In the shadow of the Ukraine war, a conflict in Europe that has been smoldering for years is boiling up again. A week ago there were protests and road blockades by militant Serbs in northern Kosovo, and the police in Pristina reported shots. The reason for the escalation in the region, which is predominantly inhabited by Serbs, are new entry regulations. And the EU, experts fear, is largely unable to act.
From August 1st, entry from Serbia should only be possible with provisional ID documents issued by the Kosovar authorities and provisional Kosovar car license plates. Prime Minister Albin Kurti sold the regulation as a countermeasure, since Serbia has not recognized Kosovan documents for years. Under pressure from Western diplomats, he postponed implementation until September 1, but the mood remained tense.
Serbia does not recognize the independence of Kosovo, which declared independence in 2008. In a TV speech, President Aleksandar Vucic called for restraint, but reiterated: “If they don’t want to keep the peace, Serbia will win.” Serbian Foreign Secretary Nemanja Starovic this week called Kosovo’s Prime Minister Kurti a “geopolitical vulture” of Ukraine war speculating on support from the USA and NATO.
Vucic presents himself as a “defender of Serbian interests,” says Thomas Brey, who knows the West Balkans and was the former head of the dpa office in Belgrade. “That goes down well with the voters.” And the EU is letting him go, “because he is their only hope of making a compromise on the Kosovo question palatable to the Serbian population.”
At the same time, Vucic is daring to walk a geostrategic tightrope. Although his country has close economic ties with the EU, the accession candidate does around two-thirds of its trade with the alliance. Ideologically, however, the President is oriented towards the East. Serbia has condemned the Russian war of aggression in the UN General Assembly, but has not joined the western sanctions. The country purchases Russian gas, on which it is heavily dependent, at a bargain price.

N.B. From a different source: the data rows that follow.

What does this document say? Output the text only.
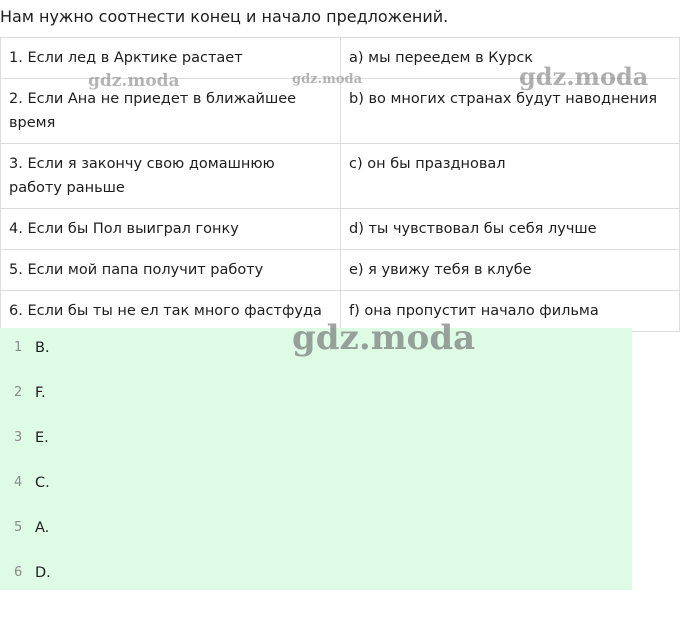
Нам нужно соотнести конец и начало предложений.
1. Если лед в Арктике растает	a) мы переедем в Курск
2. Если Ана не приедет в ближайшее время	b) во многих странах будут наводнения
3. Если я закончу свою домашнюю работу раньше	c) он бы праздновал
4. Если бы Пол выиграл гонку	d) ты чувствовал бы себя лучше
5. Если мой папа получит работу	e) я увижу тебя в клубе
6. Если бы ты не ел так много фастфуда	f) она пропустит начало фильма
1 B.
2 F.
3 E.
4 C.
5 A.
6 D.
gdz.moda	gdz.moda	gdz.moda
gdz.moda
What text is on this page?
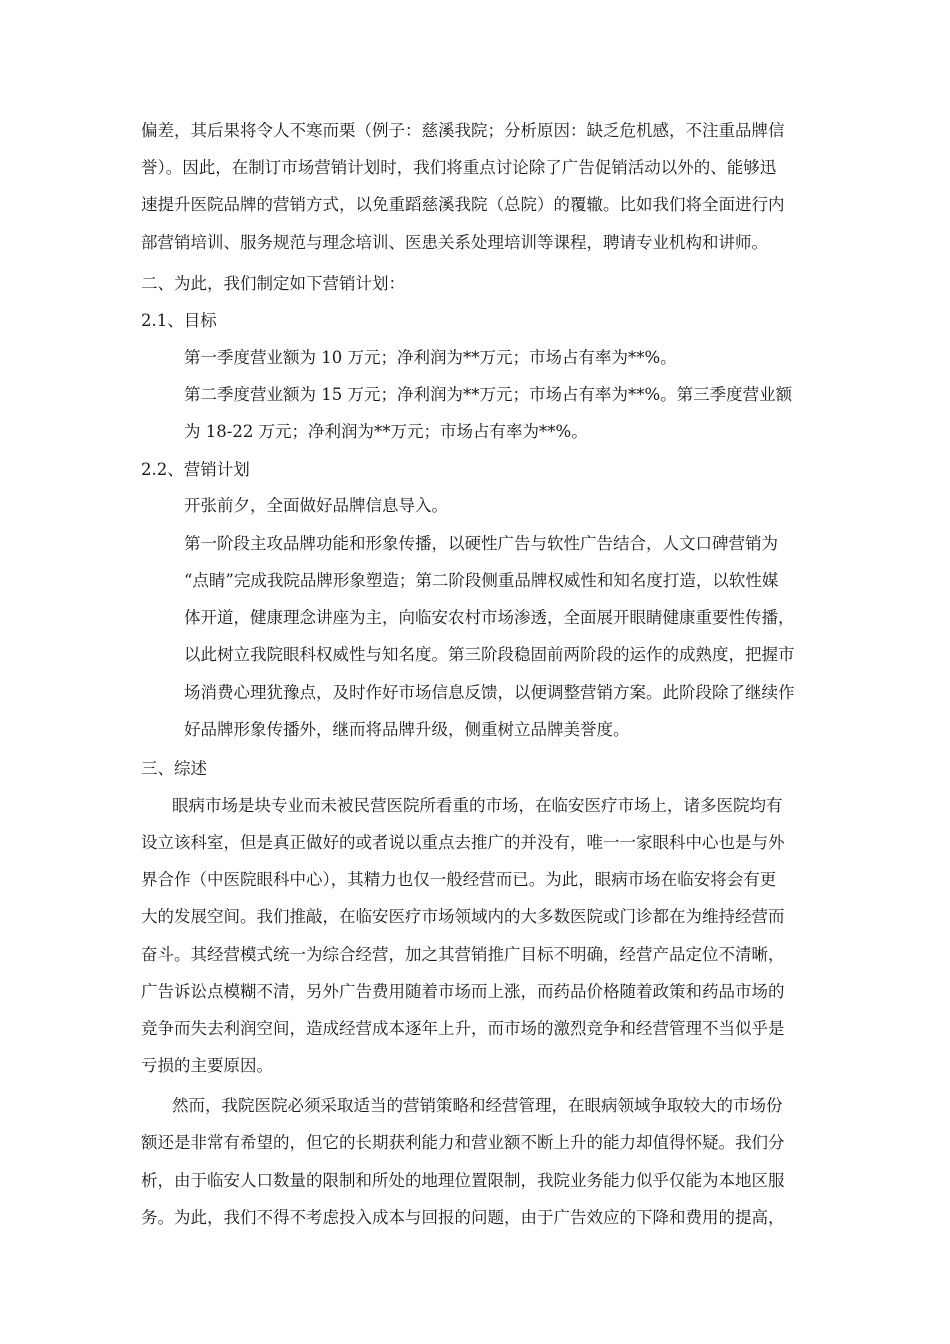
偏差，其后果将令人不寒而栗（例子：慈溪我院；分析原因：缺乏危机感，不注重品牌信
誉）。因此，在制订市场营销计划时，我们将重点讨论除了广告促销活动以外的、能够迅
速提升医院品牌的营销方式，以免重蹈慈溪我院（总院）的覆辙。比如我们将全面进行内
部营销培训、服务规范与理念培训、医患关系处理培训等课程，聘请专业机构和讲师。
二、为此，我们制定如下营销计划：
2.1、目标
第一季度营业额为 10 万元；净利润为**万元；市场占有率为**%。
第二季度营业额为 15 万元；净利润为**万元；市场占有率为**%。第三季度营业额
为 18-22 万元；净利润为**万元；市场占有率为**%。
2.2、营销计划
开张前夕，全面做好品牌信息导入。
第一阶段主攻品牌功能和形象传播，以硬性广告与软性广告结合，人文口碑营销为
“点睛”完成我院品牌形象塑造；第二阶段侧重品牌权威性和知名度打造，以软性媒
体开道，健康理念讲座为主，向临安农村市场渗透，全面展开眼睛健康重要性传播，
以此树立我院眼科权威性与知名度。第三阶段稳固前两阶段的运作的成熟度，把握市
场消费心理犹豫点，及时作好市场信息反馈，以便调整营销方案。此阶段除了继续作
好品牌形象传播外，继而将品牌升级，侧重树立品牌美誉度。
三、综述
眼病市场是块专业而未被民营医院所看重的市场，在临安医疗市场上，诸多医院均有
设立该科室，但是真正做好的或者说以重点去推广的并没有，唯一一家眼科中心也是与外
界合作（中医院眼科中心），其精力也仅一般经营而已。为此，眼病市场在临安将会有更
大的发展空间。我们推敲，在临安医疗市场领域内的大多数医院或门诊都在为维持经营而
奋斗。其经营模式统一为综合经营，加之其营销推广目标不明确，经营产品定位不清晰，
广告诉讼点模糊不清，另外广告费用随着市场而上涨，而药品价格随着政策和药品市场的
竞争而失去利润空间，造成经营成本逐年上升，而市场的激烈竞争和经营管理不当似乎是
亏损的主要原因。
然而，我院医院必须采取适当的营销策略和经营管理，在眼病领域争取较大的市场份
额还是非常有希望的，但它的长期获利能力和营业额不断上升的能力却值得怀疑。我们分
析，由于临安人口数量的限制和所处的地理位置限制，我院业务能力似乎仅能为本地区服
务。为此，我们不得不考虑投入成本与回报的问题，由于广告效应的下降和费用的提高，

Moscow, which does not recognize Kosovo’s independence, willingly backs its devoted partner in the crisis. “We absolutely support Serbia,” said Kremlin spokesman Dmitry Peskov. The conflict plays into Vladimir Putin’s hands, providing a through ball for legitimizing one’s own colonialist efforts and declaring the West’s peace efforts to have failed.

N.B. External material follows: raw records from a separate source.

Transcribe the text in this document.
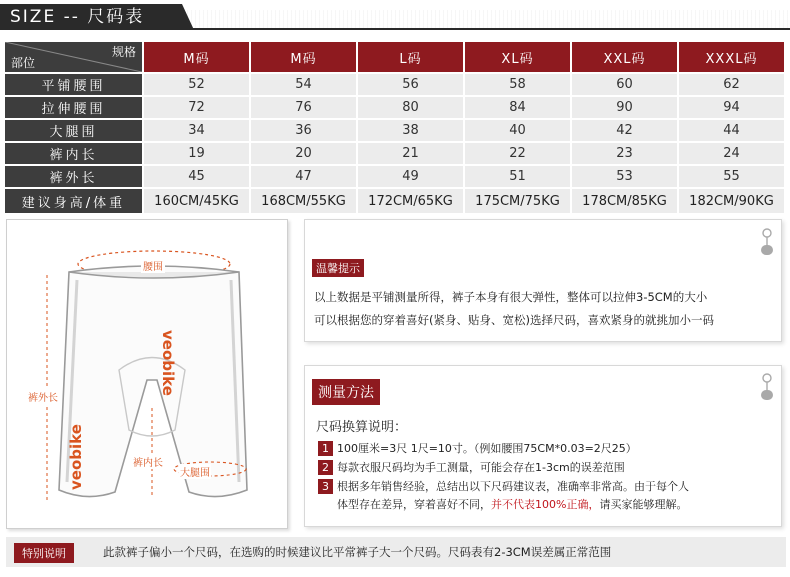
SIZE -- 尺码表
规格
部位	M码	M码	L码	XL码	XXL码	XXXL码
平铺腰围	52	54	56	58	60	62
拉伸腰围	72	76	80	84	90	94
大腿围	34	36	38	40	42	44
裤内长	19	20	21	22	23	24
裤外长	45	47	49	51	53	55
建议身高/体重	160CM/45KG	168CM/55KG	172CM/65KG	175CM/75KG	178CM/85KG	182CM/90KG
腰围
裤外长
裤内长
大腿围
veobike
veobike
温馨提示
以上数据是平铺测量所得，裤子本身有很大弹性，整体可以拉伸3-5CM的大小
可以根据您的穿着喜好(紧身、贴身、宽松)选择尺码，喜欢紧身的就挑加小一码
测量方法
尺码换算说明：
1 100厘米=3尺 1尺=10寸。（例如腰围75CM*0.03=2尺25）
2 每款衣服尺码均为手工测量，可能会存在1-3cm的误差范围
3 根据多年销售经验，总结出以下尺码建议表，准确率非常高。由于每个人
体型存在差异，穿着喜好不同，并不代表100%正确，请买家能够理解。
特别说明	此款裤子偏小一个尺码，在选购的时候建议比平常裤子大一个尺码。尺码表有2-3CM误差属正常范围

In fact, the EU is partly to blame for the escalation, says Balkan expert Bodo Weber from the Democratization Policy Council think tank in Berlin. “The Kosovo-Serbia dialogue, which the EU initiated with the April 2013 agreement and which was supposed to lead to a solution to the conflict and formal recognition of Kosovo by Serbia, has been in crisis for around six years.”
Other conflicts were prioritized, such as the refugee movements in 2015, the Crimean crisis and the current Ukraine war. “Non-transparent attempts” by former EU foreign policy chief Federica Mogherini to persuade the two countries to agree on a territory swap in 2017 would have served nationalist interests and shaken confidence in the EU’s leadership role.
This is also due to the fact that Brussels cannot agree on a clear position. “The alliance does not act as a single entity because the interests of the EU states diverge too far,” says Western Balkans expert Brey. Greece, Cyprus, Slovakia, Romania and Spain do not recognize Kosovo, fearing to mobilize autonomy movements at home.